Gilbert Ho; Pei Chen Choo; Masaaki Waragai; Satoshi Inoue; Eliezer Masliah; Makoto Hashimoto

doi:10.3233/ADR-210021

Reconsideration of Alzheimer's Disease Therapy from a Viewpoint of Amyloidogenic Evolvability

J Alzheimers Dis Rep. 2022 Apr 27;6(1):207-210. doi: 10.3233/ADR-210021. eCollection 2022.

Authors

Gilbert Ho¹, Pei Chen Choo¹, Masaaki Waragai², Satoshi Inoue^{3

4}, Eliezer Masliah⁵, Makoto Hashimoto²

Affiliations

¹ PCND Neuroscience Research Institute, Poway, CA, USA.
² Tokyo Metropolitan Institute of Medical Science, Setagaya-ku, Tokyo, Japan.
³ Department of Systems Aging Science and Medicine, Tokyo Metropolitan Institute of Gerontology, Itabashi-ku, Tokyo, Japan.
⁴ Research Center for Genomic Medicine, Saitama Medical University, Saitama, Japan.
⁵ Division of Neuroscience, National Institute on Aging, Bethesda, MD, USA.

Abstract

Presuming that Alzheimer's disease (AD) might represent an antagonistic pleiotropic phenomenon derived from the evolvability of multiple amyloidogenic proteins, targeting such proteins simultaneously could enhance therapeutic efficacy. Furthermore, considering that amyloid-β (Aβ) immunotherapies during reproductive life stage might adversely decrease Aβ evolvability in an offspring's brain, the disease-modifying Aβ immunotherapies should be limited to post-reproductive time in lifespan. Thus, current Aβ immunotherapy strategies should be revised accordingly.
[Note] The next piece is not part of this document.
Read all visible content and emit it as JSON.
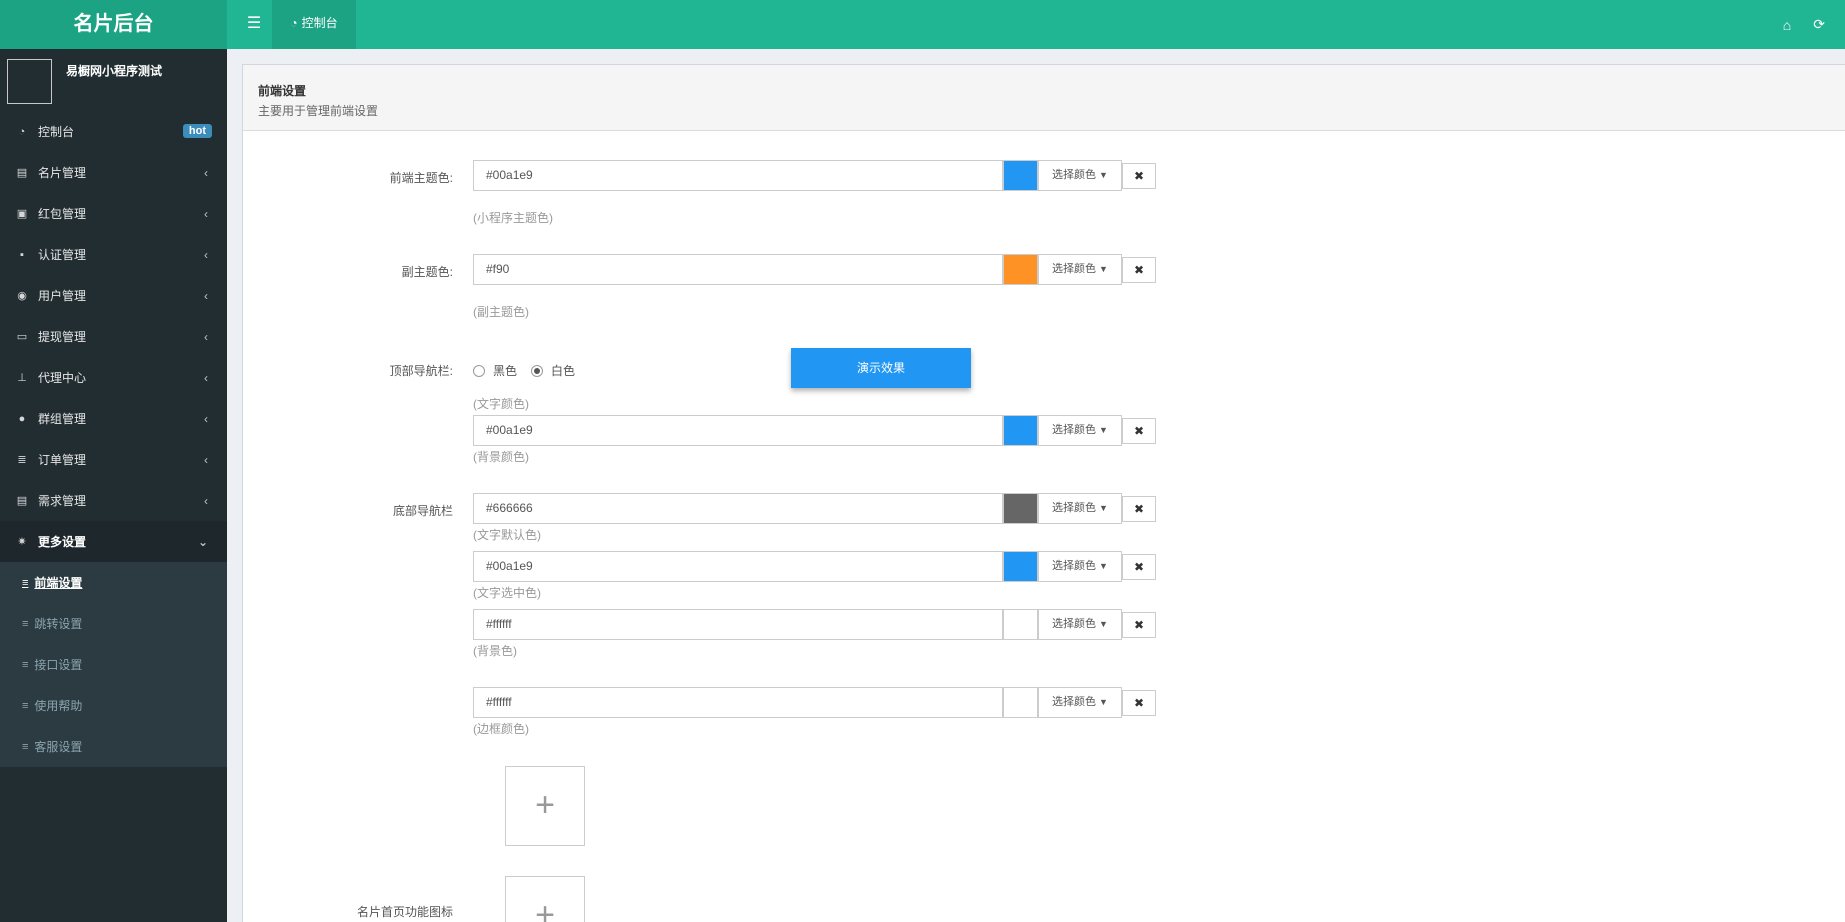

Given that the "adiponectin paradox" might underlie both amyloidosis and cognitive dysfunction in aging brain, blocking activin signaling situated downstream of the adiponectin paradox might be an alternative strategy to prevent AD.

Keywords: Activin; Alzheimer’s disease (AD); adiponectin paradox; amyloid-β immunotherapy; antagonistic pleiotropy; evolvability; follistatin.